First you must always eliminate the risk where you’re reasonably able to. Where you’re not reasonably able to, then you need to consider what you can do to minimise the risk. Here are some examples:

  • Isolate vehicles and plant from people working on the site.
  • Ensure reversing warning devices (for example, sounds or lights) are working.
  • Turn on hazard lights if the vehicle is a temporary hazard.
  • Use spotters or dedicated traffic controllers to manage traffic and pedestrian movements.
  • Provide adequate lighting on site so drivers, workers and others can see what they are doing and can also be seen by others.
  • Encourage drivers visiting a site for the first time to walk the route and plan how they will move their vehicle around the site.
  • Consider having a policy and process for drug and alcohol screening /testing. (See Drugs, alcohol and work on the Employment New Zealand website.)
  • To minimise driver fatigue, manage when and how long drivers work.
  • Collaborate with other businesses on site to coordinate vehicle movements.
  • Where you can, have a one-way system to reduce the need for vehicles to reverse on site.
  • Provide warning signs at all entrances and exits to the site.
  • Ensure workers wear high visibility clothing.

You need to select the most effective control measures that are proportionate to the risk, and appropriate to your work situation.


Violence can take many forms – ranging from physical assault and verbal abuse to intimidation and low-level threatening behaviour. Violence or threats of violence in the workplace are never acceptable.

How are workers and others affected?

Violence at work can include attempted or actual physical assault, verbal abuse, intimidation, and low-level threatening behaviour.

Violence or threats of violence can come from customers, co-workers or even a worker’s family members or acquaintances.

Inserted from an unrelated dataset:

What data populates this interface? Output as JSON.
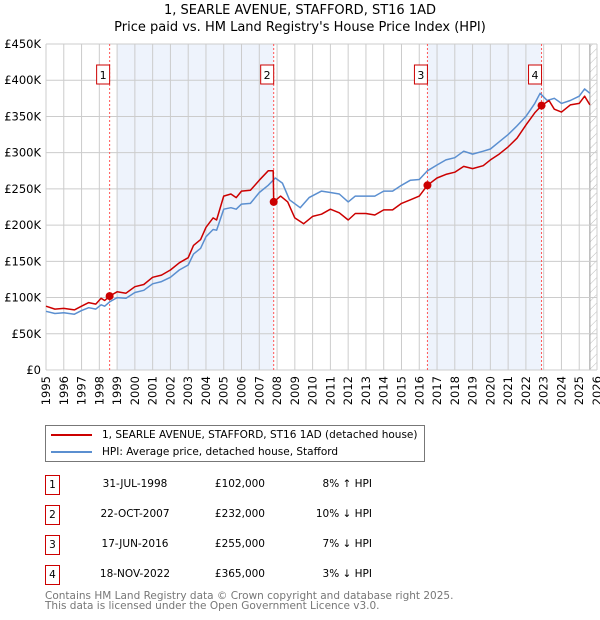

Lone workers can be at greater risk.

What can you do?

First you must always eliminate the risk where you’re reasonably able to. Where you’re not reasonably able to, then you need to consider what you can do to minimise the risk.

Here are some examples of things you can consider:

  • workplace layout (for example, a workplace layout must, so far as is reasonably practicable, allow people to enter, exit and move about without risks to health and safety – both under normal working conditions and in an emergency)
  • workplace policies and procedures (for example, how to deal with customers including what unacceptable behaviour is and what to do about it)
  • what to do in an emergency (for example, you must also provide adequate first aid equipment/facilities and access to first aiders)
  • training (for example, you must provide your workers with the training/supervision they need to work safely, such as procedures for working safely)
  • other security measures:
    • Panic buttons/duress alarms to seek help and alert other workers to potential danger.
    • CCTV with warning signs.
    • Signs that set out clear expectations of the behaviour of customers (eg no bad language, no verbal abuse, no physical intimidation) and the consequences of bad behaviour.

You need to select the most effective control measures that are proportionate to the risk, and appropriate to your work situation. You should also have effective ways to investigate and deal with violence when it does occur.